B.  Exclusion of Evidence.

                        The evidence that Longworth asserts was erroneously excluded was testimony from an attorney who represented certain named defendants in the underlying injunction action.  Longworth intended to have the attorney testify that he in fact did not represent Youth for America in the underlying injunction action.

                        An appellate court reviews a trial court's evidentiary rulings according to the erroneous exercise of discretion standard.  See State v. Pharr, 115 Wis.2d 334, 342, 340 N.W.2d 498, 501 (1983); State v. Alsteen, 108 Wis.2d 723, 727, 324 N.W.2d 426, 428 (1982).  If a trial court applies the proper law to the established facts, we will not find a misuse of discretion if there is any reasonable basis for the trial court's ruling.  Alsteen, 108 Wis.2d at 727, 324 N.W.2d at 428; Village of Shorewood v. Steinberg, 174 Wis.2d 191, 204, 496 N.W.2d 57, 62 (1993); Steinbach v. Gustafson, 177 Wis.2d 178, 185-86, 502 N.W.2d 156, 159 (Ct. App. 1993).  Appellate courts generally look for reasons to sustain discretionary determinations.  Steinbach, 177 Wis.2d at 185-86, 502 N.W.2d at 159.

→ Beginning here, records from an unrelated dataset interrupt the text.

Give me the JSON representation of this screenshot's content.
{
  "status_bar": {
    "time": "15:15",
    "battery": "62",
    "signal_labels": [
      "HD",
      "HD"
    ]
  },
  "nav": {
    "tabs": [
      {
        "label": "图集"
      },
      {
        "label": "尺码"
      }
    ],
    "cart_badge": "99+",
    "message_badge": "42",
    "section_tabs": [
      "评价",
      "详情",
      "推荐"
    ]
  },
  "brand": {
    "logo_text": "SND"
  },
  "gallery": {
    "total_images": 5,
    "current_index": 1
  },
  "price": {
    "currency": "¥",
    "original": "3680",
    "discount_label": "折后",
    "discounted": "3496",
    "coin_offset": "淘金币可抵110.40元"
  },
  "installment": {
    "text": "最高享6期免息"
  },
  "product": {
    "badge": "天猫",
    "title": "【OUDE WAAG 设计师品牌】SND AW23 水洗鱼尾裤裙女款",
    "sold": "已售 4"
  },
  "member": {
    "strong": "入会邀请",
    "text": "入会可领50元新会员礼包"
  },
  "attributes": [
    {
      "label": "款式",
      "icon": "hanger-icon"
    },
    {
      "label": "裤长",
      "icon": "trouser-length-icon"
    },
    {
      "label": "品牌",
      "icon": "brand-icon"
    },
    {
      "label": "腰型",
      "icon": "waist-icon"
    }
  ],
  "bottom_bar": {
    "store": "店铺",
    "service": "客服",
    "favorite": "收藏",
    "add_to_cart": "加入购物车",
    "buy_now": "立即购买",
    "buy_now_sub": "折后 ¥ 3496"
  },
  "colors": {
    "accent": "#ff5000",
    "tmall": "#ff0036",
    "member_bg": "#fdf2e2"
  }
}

                        In the instant case, the trial court properly determined that Longworth could not collaterally attack the determination by the injunction court that Youth for America was properly served.  The testimony excluded was pertinent solely to an attack on whether the underlying injunction applied to Youth for America.  As noted above, this jurisdictional issue was previously determined by the injunction court and not subject to attack.  Further, testimony on jurisdictional issues are for the court and not the jury.  State ex rel. V.J.H. v. C.A.B., 163 Wis.2d 833, 840, 472 N.W.2d 839, 841 (Ct. App. 1991); see also 21 C.J.S. Courts § 87 (1990).  Accordingly, it was not an erroneous exercise of discretion to exclude this testimony.

                        By the Court.—Judgment affirmed.

                        This opinion will not be published.  See Rule 809.23(1)(b)4, Stats. 



     [1]  This appeal is decided by one judge pursuant to § 752.31(2), Stats.